Fasting was expected during both Old Testament and New Testament times. Jesus fasted for 40 days and often reminded his disciples to fast as well. Moses fasted for at least two 40 day periods according to the Bible. King David says in the Psalms, "I humble myself through fasting." It is said to be a way to cleanse one's soul and petition the Lord with requests of prayers.
People sometimes fast when serious issues arise, such as the serious illness of a loved on, a problem within the church or an issue within a community. Many Christians prayed and fasted in an effort to seek God's will for the most recent Presidential election.
People fast when in mourning as well. They also fast when they are ashamed of sinful behavior that pains God.
"I proclaimed a fast...that we might humble ourselves before our God, to seek from him a straight way for ourselves, our children, and all our goods." That's from Ezra 8:21,23 and 31.
Fasting has gained unpopular notoriety in recent times. Some people feel it isn't healthy. People shouldn't fast if they aren't in good physical health. People should not fast if they are pregnant and/or nursing, Those unable to participate in the physical aspect of fasting for these reasons are heartily encouraged to prays for those who are fasting. Praying for those who are fasting is as important as the prayers of those who are actually doing it. In fact, many church groups or Bible study groups assemble groups of people to pray specifically for the strong will and endurance of those fasting. It is believed that such prayers increase the resolve of those taking action, making it less uncomfortable to complete the set amount of fasting time.
Fasting, in its truest sense, involves abstaining from food for a determined amount of time. Praying is done simultaneously. There are 92 examples of praying while fasting in the Bible. During the Sermon on the Mount (Matthew 6:16-18), Jesus gave specific instructions on fasting. These guidelines included the act of praying while fasting. While not all fasts lasted for forty days, the implication of praying throughout the entire endeavor is certainly stressed.

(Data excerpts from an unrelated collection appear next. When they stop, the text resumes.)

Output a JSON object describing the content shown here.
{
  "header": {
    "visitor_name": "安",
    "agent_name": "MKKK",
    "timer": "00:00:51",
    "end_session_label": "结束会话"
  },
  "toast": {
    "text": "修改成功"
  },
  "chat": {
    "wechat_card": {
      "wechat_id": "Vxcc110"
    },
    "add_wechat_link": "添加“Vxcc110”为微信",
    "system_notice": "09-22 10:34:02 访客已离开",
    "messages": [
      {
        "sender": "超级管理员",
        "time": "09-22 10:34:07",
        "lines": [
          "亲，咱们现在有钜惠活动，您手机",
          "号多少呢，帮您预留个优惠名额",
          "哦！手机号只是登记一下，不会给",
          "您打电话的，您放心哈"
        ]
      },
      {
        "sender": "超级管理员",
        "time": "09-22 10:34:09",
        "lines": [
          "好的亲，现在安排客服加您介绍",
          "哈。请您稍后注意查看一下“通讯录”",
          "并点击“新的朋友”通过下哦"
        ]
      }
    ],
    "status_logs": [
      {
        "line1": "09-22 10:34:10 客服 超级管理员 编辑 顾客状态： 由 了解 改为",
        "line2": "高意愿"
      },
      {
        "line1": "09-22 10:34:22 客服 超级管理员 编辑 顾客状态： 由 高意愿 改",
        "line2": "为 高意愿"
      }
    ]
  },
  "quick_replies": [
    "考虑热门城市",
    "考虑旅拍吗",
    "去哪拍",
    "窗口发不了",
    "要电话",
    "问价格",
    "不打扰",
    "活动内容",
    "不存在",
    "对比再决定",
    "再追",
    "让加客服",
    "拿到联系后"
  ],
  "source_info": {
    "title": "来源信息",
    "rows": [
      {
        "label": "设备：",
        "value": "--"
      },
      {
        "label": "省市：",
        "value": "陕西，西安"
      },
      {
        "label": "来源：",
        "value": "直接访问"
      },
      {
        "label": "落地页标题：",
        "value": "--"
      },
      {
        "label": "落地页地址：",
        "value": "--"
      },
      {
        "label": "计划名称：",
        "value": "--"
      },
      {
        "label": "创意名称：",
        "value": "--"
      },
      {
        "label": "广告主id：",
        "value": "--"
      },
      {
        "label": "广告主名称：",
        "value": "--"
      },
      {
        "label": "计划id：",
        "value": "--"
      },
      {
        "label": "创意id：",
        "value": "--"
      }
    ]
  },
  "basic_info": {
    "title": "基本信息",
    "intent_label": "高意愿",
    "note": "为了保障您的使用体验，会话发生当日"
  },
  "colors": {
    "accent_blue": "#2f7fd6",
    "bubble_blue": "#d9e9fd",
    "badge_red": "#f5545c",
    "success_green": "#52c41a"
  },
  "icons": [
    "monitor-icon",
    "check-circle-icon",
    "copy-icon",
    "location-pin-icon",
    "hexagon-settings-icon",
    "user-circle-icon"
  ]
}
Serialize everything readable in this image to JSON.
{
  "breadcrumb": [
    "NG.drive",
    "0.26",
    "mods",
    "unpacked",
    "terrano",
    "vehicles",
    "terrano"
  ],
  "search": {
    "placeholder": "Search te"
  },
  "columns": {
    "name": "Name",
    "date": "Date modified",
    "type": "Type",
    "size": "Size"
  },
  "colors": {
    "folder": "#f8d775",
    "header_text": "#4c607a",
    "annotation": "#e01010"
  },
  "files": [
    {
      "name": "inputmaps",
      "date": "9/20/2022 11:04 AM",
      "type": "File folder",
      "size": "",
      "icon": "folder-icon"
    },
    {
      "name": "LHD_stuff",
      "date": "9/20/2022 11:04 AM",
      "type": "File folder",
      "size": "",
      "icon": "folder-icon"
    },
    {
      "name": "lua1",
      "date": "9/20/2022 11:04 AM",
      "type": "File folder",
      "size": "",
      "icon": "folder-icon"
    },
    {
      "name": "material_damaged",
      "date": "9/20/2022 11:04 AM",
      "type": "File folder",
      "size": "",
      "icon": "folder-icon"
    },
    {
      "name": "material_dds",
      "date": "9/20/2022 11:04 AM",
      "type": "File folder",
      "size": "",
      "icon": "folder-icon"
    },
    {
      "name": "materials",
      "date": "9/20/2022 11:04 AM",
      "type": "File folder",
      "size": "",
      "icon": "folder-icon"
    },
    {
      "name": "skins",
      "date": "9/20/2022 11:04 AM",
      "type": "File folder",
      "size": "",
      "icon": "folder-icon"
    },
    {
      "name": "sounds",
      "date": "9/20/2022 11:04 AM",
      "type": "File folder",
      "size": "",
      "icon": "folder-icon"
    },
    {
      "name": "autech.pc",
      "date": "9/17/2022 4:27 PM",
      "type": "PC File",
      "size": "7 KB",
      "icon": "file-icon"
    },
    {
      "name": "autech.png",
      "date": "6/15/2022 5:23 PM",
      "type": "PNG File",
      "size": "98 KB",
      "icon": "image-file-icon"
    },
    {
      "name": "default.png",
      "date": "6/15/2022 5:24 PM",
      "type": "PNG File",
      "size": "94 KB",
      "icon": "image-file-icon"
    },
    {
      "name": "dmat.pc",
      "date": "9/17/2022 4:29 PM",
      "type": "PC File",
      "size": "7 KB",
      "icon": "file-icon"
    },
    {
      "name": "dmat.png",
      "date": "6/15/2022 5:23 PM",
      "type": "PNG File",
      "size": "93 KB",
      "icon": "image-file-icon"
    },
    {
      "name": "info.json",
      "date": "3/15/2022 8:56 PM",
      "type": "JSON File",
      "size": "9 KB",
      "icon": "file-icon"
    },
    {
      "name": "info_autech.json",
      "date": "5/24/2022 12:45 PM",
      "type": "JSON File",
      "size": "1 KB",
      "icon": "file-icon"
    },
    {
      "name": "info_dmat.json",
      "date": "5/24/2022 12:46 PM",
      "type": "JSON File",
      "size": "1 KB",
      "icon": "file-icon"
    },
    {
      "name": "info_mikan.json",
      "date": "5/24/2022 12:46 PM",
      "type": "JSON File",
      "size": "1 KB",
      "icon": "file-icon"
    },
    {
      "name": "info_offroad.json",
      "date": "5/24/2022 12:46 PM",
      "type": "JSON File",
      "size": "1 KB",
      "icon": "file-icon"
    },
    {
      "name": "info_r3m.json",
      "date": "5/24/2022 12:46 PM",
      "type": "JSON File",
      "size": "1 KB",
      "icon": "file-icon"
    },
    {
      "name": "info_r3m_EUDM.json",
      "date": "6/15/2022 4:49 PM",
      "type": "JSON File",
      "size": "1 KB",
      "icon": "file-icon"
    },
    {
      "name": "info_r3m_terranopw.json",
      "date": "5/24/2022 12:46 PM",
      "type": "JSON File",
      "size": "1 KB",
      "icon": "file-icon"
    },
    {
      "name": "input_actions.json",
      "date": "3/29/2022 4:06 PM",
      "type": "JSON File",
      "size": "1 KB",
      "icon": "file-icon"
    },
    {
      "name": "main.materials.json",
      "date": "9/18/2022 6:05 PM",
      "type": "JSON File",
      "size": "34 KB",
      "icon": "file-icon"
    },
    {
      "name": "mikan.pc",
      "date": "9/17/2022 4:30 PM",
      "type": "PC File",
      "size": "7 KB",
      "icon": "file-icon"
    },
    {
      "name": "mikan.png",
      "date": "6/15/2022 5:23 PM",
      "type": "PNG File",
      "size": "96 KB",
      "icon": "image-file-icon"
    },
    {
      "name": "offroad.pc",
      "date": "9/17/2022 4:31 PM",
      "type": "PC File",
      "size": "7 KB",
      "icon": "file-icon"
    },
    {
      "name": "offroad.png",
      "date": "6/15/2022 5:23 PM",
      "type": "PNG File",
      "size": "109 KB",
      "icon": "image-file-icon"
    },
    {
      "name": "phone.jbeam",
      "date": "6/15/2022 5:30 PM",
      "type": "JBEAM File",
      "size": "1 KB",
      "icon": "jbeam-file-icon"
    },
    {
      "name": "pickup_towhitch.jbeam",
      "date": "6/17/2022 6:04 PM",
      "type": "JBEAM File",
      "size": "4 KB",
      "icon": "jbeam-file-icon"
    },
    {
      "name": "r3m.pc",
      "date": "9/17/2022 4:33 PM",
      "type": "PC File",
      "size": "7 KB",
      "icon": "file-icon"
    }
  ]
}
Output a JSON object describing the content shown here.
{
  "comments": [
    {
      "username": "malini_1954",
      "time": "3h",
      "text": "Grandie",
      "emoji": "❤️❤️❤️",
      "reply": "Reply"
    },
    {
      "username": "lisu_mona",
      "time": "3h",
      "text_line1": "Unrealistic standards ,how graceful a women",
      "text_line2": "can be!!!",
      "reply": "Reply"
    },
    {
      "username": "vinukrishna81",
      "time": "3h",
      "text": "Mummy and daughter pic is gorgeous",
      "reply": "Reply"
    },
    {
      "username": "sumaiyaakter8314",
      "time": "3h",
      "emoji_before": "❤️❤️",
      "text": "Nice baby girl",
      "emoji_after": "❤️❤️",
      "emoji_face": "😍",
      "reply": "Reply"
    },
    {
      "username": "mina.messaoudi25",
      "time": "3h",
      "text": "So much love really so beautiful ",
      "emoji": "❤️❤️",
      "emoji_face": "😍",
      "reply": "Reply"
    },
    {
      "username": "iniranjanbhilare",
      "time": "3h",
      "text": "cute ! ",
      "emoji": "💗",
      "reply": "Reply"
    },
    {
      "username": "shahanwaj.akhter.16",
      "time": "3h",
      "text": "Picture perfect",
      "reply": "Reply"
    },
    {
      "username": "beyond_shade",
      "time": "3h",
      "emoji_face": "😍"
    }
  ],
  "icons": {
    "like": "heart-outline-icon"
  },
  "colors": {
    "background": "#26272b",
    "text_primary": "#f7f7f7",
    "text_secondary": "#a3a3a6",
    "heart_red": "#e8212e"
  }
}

People can set their own time frame and duration for fasting. Preparing in advance for fasting includes hydrating the body properly and planning on how often water will be ingested. In addition, many people plan to read Bible passages and "pray the Scriptures." The people then say their own prayers as well.
Engaging in the act of fasting serves additional purposes. Confession and repentance are required when seeking to draw closer to God. Through acts of fasting combined with prayers of contrition, it is said that this may be accomplished.
People also fast as a way of responding to the love that God has bestowed upon us. Praying prayers of praise and thanksgiving show God that we are truly earnest in our relationship with him. It shows that we are making a sacrifice in light of the blessings we have already received.
Praying while fasting obviously goes hand in hand. One isn't as completely effective or deeply meaningful without the other. While people do pray daily without fasting, they shouldn't be fasting without praying. If this occurs, the deeper meaning of the act is somehow negated. According to the Book of Jeremiah, Chapter 29, verse 13, we will find God when we seek Him with all of our hearts. By encouraging intercession by the Holy Spirit, it is believed that one cannot come any closer to God Himself than through selfless fasting combined with earnest prayer.